REGRESSION (r100847): Entries are clipped out in Day One
<rdar://problem/10923294> With TOT WebKit, journal entires in Day One are clipped vertically. The app uses embedded web content to render its UI, and that content relies on document.width and document.height, which were made inaccessible in <http://trac.webkit.org/r100847>.
Created attachment 130555 [details] Re-enable the JavaScript bindings for document.wiwidth and document.height
I'm not sure we should make these APIs visible to the web. They're not part of any spec and they're not implemented in any other rendering engine. It doesn't seem right for Mac app compatibility to drive changes to the web platform.
(In reply to comment #3) > I'm not sure we should make these APIs visible to the web. These properties have been accessible from JavaScript in major web browsers for over 5 years now.
That's true, but so are my statements in Comment #3.
Another way of explaining my point of view is that this bug is specific to Mac app compatibility. As such, it seems appropriate for the solution to also be specific to Mac apps. If there's a reason to expose these APIs to the web at large, that's another matter, but you haven't given such a reason.
(In reply to comment #6) > Another way of explaining my point of view is that this bug is specific to Mac app compatibility. As such, it seems appropriate for the solution to also be specific to Mac apps. > > If there's a reason to expose these APIs to the web at large, that's another matter, but you haven't given such a reason. As we currently don't have a way to easily enable a JS binding for a particular mac app, it seems to me the need to fix a regression out weighs the theoretical pollution of the web platform.
This is not a case of "theoretical pollution", and phrasing it as such is disingenuous. This is yet another case where WebKit makes the web worse for no reason at all; issues with non-web embeddings should be fixed with those embeddings, as has been done in a number of cases already. (Canvas comes to mind, in particular.)
Disingenuity is having this discussion as if WebKit had not been shipping with this behavior for over half a decade, it was changed very recently in TOT without compelling justification, causing a regression, and attachment 130555 [details] is restoring the status quo.
> As we currently don't have a way to easily enable a JS binding for a particular mac app, it seems to me the need to fix a regression out weighs the theoretical pollution of the web platform. We actually do have an easy mechanism for doing that. One simply needs to add a script similar to http://trac.webkit.org/browser/trunk/Source/WebKit/mac/Misc/MailQuirksUserScript.js
> it was changed very recently in TOT without compelling justification The justification is the same as in comment #6, namely that this API isn't part of any standard and isn't implemented by other rendering engines. Exposing this API to the web is bad for the web because it reduces interoperability.
Comment on attachment 130555 [details] Re-enable the JavaScript bindings for document.wiwidth and document.height I'm not saying we shouldn't fix the regression---we should---I'm saying we should do so in a way that doesn't expose this API to the web platform. We might later discover that there's a reason to expose this API to the web platform, but currently it appears that doing so has only costs and not benefits.
(To be clear, the reason I changed Sam's r+ to an r- is because half of the reason he gave for marking it r+ was factually incorrect.)
Fixed in http://trac.webkit.org/projects/webkit/changeset/110065 Feel free to reopen bug 72591 and propose a different approach to addressing it.
To be clear, you landed this patch over my explicit objection even though the patch was marked review- at the time.

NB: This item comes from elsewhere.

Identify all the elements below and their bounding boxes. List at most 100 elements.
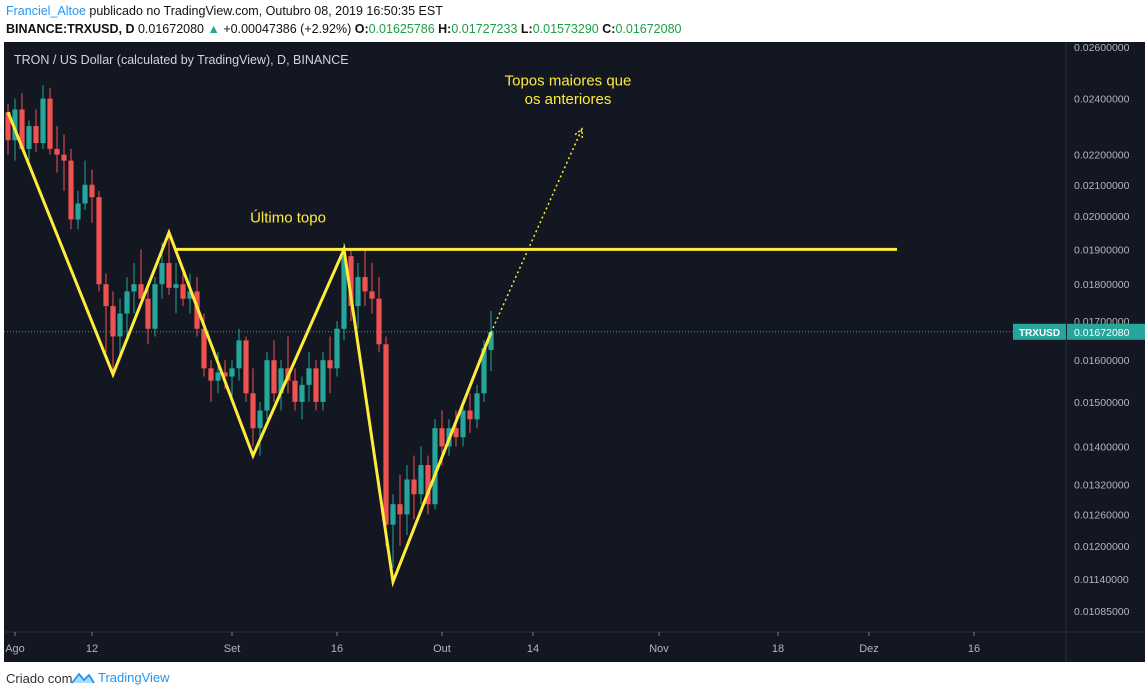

(In reply to comment #15) > To be clear, you landed this patch over my explicit objection even though the patch was marked review- at the time. What makes you say this? At <https://bugs.webkit.org/show_activity.cgi?id=80494> I see a line that says abarth@webkit.org 2012-03-07 09:43:22 PST Attachment #130555 [details] Flag review+ review- and at <http://trac.webkit.org/changeset/110065> I see Timestamp: 03/07/2012 09:38:56 My understanding is that the clocks on these two systems are within less than one minute of each other.
(Thanks for pointing out the date on the commit. I was only looking at the comments on this bug.)
(In reply to comment #17) > (Thanks for pointing out the date on the commit. I was only looking at the comments on this bug.) Still seems a bit of an uncool situation. If I remember correctly, I've been in Dan's place a couple of years back and I immediately rolled out the patch and apologized profusely. Perhaps I am just too nice of a guy :)
I'm not going to press the issue. However, I'm not sure this bug is a model for how we'd like the project to operate.
> However, I'm not sure this bug is a model for how we'd like the project to operate. I think (and what I did in some cases before) is that in controversial cases, it's desirable to give all parties some time to comment even when there is already r+ on a patch. This patch was in attachment overnight, which seems almost enough, but obviously wasn't enough to avoid complications. Monitoring bugs realtime for quick erroneous r+/commit is not something I'd like reviewers to be pressed into. However, I don't necessarily agree that undoing the commit is always the right action upon review override that happened during commit. In this case specifically, Dan returned us to a state that we've been in for years, and where we don't have a regression in a shipping 3rd party application. That's clearly a better state for calm and thoughtful discussions on the merits of API removal.